Reg Hardware

Sennheiser to show 'CD quality' wireless 'phones

Tom Paris

Garbage in - garbage out 

Gates Horns

CD quality?? I'm SURE I'm missing the point but aren't the songs on your iPod are already compessed in a lossly format and have already lost the CD quality...I dinna really fancy having to re-encode all my tracks again...and what bitrate do they come from the iTunes store...not CD quality I suspect...

David Wiernicki

@Tom Paris 

Gates Halo

You are aware that there are other media players than iPods, right? Or... yeah, don't answer that.

By the way, great job piloting Voyager. She'd never have made it home without your skill at the helm...

Dave

too late for x-mas 

damn, too late to ask for these for christmas.

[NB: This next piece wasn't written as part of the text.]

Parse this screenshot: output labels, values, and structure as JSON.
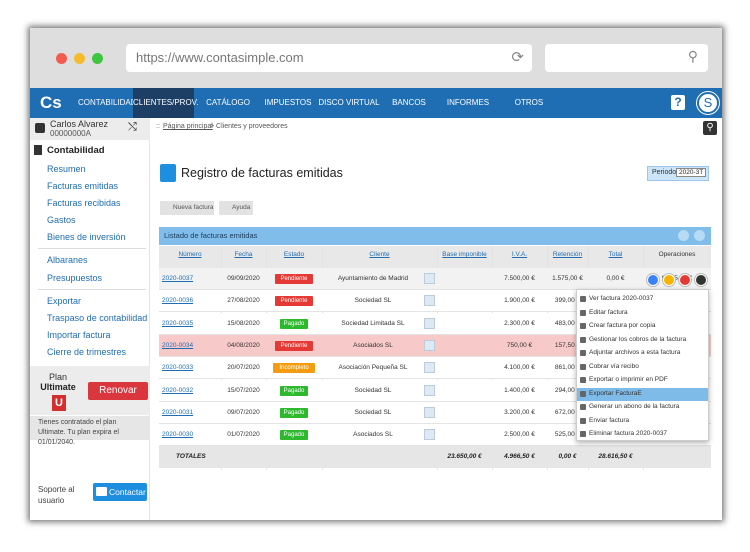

They'll be out in time for my birthday tho. cus.. yeah.. thats gonna happen

I want some.

Hey tom! Ever heard of FLAC? Yes it is possible to play FLAC on pocket(ish) size music gizmos.

Benjamin Lukoff

media player isn't the point 

Paris Hilton

The compression is. Who cares about CD-quality sound on the headphones when you don't have CD-quality sound on the player?

Neil Hanson

@ Tom Paris 

Not if you rip your CDs properly (and by that I mean avoid the travesty that is Itunes) and use a good quality ripper like EAC and a good quality codec like LAME. A well-ripped MP3 of 256k bitrate or higher will generally be indistinguishable from a CD.

Anonymous Coward

The iPods and others support lossless formats 

All iPods (except the Shuffle I believe) support at least one lossless format for true CD quality.

Most other (i.e. non-iPod) MP3 players also support one or more lossless formats. So while your pirated MP3s may not sound CD quality. Those of us that rip our own CDs in lossless format know true CD quality from our MP3 players. (BTW it would be nice if this plugged into the digital connector instead of the headphone jack, so we didn't go through the lossy D/A and A/D conversions for an even purer sound.)

Some lossless formats I can think of: FLAC, Apple Lossless, WMA Lossless.